Once in the locker room I saw swirls of smoke coming out of the seams of the room, so I wasted no time grabbing my jacket and book and then ran back downstairs and out the back door. There I quickly unchained my ten-speed bike and pedaled across the street where the rest of the dishwasher crew was waiting, among them my good friend Dave. One of dishwashers was annoyed that I had gotten my jacket and not his. I told him that he was welcome to try and go get it. We found a payphone (this was before the era of cellphones) and we each phoned our parents to let them know what was going on and that we were okay.
Meanwhile the Saccone's and the restaurant staff carefully but urgently ushered the diners out of the restaurant. Many of them couldn't believe the toll house was on fire. Some of them had been coming there every New Years Eve for years to celebrate. A lot of them pulled their cars across the street and watched the old place burn with tears in their eyes.
The fire department showed up, but it seemed to take a very VERY long time for any water to be sprayed on the fire. I was told later that spraying water on grease fires was dangerous, as the burning grease will float on top of the water and as a result the fire will spread more quickly. I knew the Saccone's shared my opinion that not enough was being done to save the place when I saw one of Mr. Saccone's sons standing on the roof of the building pulling a garden hose behind him, obviously planning to douse the fire himself.
The fire department wasted no time in getting him out of there. If the roof had collapsed under him, that would have been the end of him. Within an hour the building was completely engulfed in flames. The janitor, who had worked there for 20 years, went a half mile down the street to Billy Condon's Pub and applied for a job on the spot. I knew there was no way the building was going to be saved so I said goodbye to the dishwasher crew, glumly wishing them a Happy New Year, and biked home.
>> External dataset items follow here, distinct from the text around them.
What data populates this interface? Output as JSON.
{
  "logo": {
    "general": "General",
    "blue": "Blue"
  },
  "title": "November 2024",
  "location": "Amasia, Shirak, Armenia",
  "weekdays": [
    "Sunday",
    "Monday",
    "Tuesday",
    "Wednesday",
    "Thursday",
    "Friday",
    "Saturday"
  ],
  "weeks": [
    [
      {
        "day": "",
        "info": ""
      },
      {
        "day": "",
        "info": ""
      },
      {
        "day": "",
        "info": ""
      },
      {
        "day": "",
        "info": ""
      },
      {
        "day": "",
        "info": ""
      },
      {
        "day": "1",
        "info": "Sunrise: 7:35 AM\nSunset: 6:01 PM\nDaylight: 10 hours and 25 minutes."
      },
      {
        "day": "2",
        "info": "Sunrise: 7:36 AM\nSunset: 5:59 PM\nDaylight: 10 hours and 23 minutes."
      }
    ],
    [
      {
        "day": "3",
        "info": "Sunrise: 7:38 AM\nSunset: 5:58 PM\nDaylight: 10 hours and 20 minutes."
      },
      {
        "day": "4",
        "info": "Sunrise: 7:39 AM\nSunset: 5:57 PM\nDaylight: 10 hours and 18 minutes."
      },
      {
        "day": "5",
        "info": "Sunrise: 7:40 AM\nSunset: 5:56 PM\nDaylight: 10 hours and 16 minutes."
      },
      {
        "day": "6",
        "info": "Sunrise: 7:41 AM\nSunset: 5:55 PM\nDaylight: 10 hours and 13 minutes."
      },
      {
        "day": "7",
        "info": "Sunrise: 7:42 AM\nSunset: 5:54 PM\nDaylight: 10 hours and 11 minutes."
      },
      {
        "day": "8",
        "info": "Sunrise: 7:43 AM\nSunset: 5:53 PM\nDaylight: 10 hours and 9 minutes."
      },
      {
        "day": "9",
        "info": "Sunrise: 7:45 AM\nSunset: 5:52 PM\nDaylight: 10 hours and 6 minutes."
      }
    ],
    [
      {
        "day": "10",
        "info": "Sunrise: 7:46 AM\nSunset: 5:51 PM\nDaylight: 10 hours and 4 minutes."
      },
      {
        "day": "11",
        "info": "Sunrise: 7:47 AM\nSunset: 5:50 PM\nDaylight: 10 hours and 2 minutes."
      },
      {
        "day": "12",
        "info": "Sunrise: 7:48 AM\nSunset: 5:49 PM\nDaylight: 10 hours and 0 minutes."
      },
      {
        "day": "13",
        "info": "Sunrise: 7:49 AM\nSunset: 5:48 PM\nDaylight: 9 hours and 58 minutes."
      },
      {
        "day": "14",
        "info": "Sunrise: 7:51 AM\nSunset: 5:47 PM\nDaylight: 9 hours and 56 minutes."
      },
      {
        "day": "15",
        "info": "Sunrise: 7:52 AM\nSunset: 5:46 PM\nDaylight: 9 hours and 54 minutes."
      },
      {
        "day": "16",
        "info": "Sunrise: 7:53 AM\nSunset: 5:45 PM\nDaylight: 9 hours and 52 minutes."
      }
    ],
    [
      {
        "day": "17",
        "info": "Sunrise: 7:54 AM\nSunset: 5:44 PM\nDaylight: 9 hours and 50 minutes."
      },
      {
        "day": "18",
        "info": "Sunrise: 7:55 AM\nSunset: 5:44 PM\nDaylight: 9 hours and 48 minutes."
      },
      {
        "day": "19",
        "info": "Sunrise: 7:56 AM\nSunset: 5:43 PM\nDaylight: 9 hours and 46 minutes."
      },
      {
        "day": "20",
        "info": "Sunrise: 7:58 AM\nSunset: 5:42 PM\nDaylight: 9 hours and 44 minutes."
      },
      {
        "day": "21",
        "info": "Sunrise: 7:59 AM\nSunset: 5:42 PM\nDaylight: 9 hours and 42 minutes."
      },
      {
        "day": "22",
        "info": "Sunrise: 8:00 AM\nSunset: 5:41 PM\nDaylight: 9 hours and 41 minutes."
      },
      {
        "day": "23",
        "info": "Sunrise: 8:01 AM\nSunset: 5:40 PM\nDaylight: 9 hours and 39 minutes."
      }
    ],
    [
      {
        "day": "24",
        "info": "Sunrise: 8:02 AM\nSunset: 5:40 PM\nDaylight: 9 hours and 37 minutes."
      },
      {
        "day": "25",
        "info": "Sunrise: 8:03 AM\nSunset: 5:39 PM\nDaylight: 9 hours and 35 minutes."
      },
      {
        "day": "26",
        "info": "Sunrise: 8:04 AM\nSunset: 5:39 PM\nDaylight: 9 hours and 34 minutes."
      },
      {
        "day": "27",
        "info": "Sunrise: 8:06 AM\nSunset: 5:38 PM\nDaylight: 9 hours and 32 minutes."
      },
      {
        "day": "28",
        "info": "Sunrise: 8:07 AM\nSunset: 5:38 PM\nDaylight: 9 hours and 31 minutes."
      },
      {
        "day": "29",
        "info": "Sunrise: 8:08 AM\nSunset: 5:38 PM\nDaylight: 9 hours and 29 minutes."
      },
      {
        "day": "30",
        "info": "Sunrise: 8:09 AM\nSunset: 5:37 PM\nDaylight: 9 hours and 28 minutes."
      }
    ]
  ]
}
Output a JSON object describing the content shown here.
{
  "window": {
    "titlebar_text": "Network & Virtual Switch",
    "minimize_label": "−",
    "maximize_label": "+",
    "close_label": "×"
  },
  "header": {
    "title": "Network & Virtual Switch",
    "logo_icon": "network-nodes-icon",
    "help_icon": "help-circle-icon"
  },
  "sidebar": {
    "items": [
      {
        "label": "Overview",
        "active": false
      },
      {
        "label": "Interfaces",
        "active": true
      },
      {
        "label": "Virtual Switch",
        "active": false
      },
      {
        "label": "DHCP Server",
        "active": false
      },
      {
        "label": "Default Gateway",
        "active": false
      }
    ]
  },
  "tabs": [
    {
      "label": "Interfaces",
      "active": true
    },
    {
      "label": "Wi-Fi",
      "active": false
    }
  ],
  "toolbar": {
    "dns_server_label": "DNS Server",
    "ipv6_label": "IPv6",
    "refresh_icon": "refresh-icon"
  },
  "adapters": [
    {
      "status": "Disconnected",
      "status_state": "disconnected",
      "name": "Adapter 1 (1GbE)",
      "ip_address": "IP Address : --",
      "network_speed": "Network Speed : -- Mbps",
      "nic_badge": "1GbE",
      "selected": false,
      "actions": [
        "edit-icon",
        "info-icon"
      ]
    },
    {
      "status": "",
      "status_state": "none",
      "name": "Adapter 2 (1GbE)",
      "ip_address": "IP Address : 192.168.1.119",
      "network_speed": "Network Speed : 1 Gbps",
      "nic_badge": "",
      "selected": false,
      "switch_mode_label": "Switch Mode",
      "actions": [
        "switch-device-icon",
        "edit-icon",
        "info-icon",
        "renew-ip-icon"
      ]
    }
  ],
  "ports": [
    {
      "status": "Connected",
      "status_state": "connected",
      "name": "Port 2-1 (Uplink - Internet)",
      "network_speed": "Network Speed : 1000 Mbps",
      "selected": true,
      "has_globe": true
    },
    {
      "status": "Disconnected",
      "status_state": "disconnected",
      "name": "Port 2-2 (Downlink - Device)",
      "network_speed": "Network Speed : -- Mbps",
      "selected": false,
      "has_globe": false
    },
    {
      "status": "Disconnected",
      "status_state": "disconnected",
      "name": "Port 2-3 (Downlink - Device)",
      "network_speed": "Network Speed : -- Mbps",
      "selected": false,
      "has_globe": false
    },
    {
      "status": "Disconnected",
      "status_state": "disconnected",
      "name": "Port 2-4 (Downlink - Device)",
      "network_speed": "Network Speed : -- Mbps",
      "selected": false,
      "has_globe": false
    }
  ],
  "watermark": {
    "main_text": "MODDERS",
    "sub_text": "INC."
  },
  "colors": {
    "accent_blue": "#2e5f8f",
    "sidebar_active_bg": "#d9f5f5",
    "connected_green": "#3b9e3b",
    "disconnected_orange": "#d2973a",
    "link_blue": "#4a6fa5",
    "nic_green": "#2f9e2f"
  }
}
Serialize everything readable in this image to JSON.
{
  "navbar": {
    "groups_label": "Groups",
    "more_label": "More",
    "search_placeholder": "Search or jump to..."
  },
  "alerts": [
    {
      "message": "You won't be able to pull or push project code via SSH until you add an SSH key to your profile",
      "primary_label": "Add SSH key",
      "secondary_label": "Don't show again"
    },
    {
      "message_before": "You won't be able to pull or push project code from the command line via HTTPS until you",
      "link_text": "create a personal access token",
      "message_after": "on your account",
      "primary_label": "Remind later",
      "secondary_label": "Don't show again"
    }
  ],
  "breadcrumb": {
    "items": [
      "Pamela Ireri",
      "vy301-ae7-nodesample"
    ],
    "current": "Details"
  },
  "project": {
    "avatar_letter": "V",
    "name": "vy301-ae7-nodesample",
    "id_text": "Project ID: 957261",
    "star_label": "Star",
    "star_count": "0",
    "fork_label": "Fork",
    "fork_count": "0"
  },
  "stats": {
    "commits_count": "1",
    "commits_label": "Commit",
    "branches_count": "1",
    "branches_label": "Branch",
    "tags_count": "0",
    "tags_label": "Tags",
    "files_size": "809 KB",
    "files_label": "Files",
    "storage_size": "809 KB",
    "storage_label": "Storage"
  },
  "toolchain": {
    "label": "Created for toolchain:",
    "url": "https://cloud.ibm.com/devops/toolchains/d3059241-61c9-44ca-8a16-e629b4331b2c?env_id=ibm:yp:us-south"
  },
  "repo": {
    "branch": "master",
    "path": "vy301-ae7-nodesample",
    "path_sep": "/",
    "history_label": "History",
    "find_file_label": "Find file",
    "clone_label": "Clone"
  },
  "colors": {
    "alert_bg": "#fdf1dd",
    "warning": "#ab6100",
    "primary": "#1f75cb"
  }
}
Apart from my friend Dave, I never saw any of them again.
The next day my Dad gave me a ride back to the Toll House, and the Toll House wasn't there anymore. Just a mass of burned and smoldering debris. All that remained was a small section of the building at the rear. From across the street I could see my locker, with the door hanging slightly open as I had left it. Also remaining, ironically, was the old sign out with a carving of a town crier ringing a bell, and the words “Toll House Inn, Established 1709″.
Wandering around the perimeter, peering into the ruined building I finally managed to locate my dishwashing station. The enormous dishwashing machine was a twisted lump of metal. I found incomprehensible the thought that the whole place, which had seemed so real and permanent to me, where I had been standing and working 8 hours before, had basically vanished. It was made all the more poignant by the fact that the fire happened in the last few hours before the oven was scheduled to be shut down and removed, and the grease deposits cleaned out of the stack.
The next, and last time I saw Mr. Saccone was on public access television some weeks later, talking about the loss of the Toll House with someone who was interviewing him. He was clearly brokenhearted over the loss of the place. At the time somebody told me that he also ran a Toll House Bakery at another location, so he wasn't completely without income.
The Toll House was never rebuilt, although the sign has been preserved as a historic landmark and it still stands there, to this day at the corner of Route 18 and Route 14 in Whitman. There is a new restaurant on the lot now–a Wendy's.
It wasn't until months later that I began to appreciate how significant a portion of the history of Whitman and Massachusetts the Toll House was. For me it had just been a job.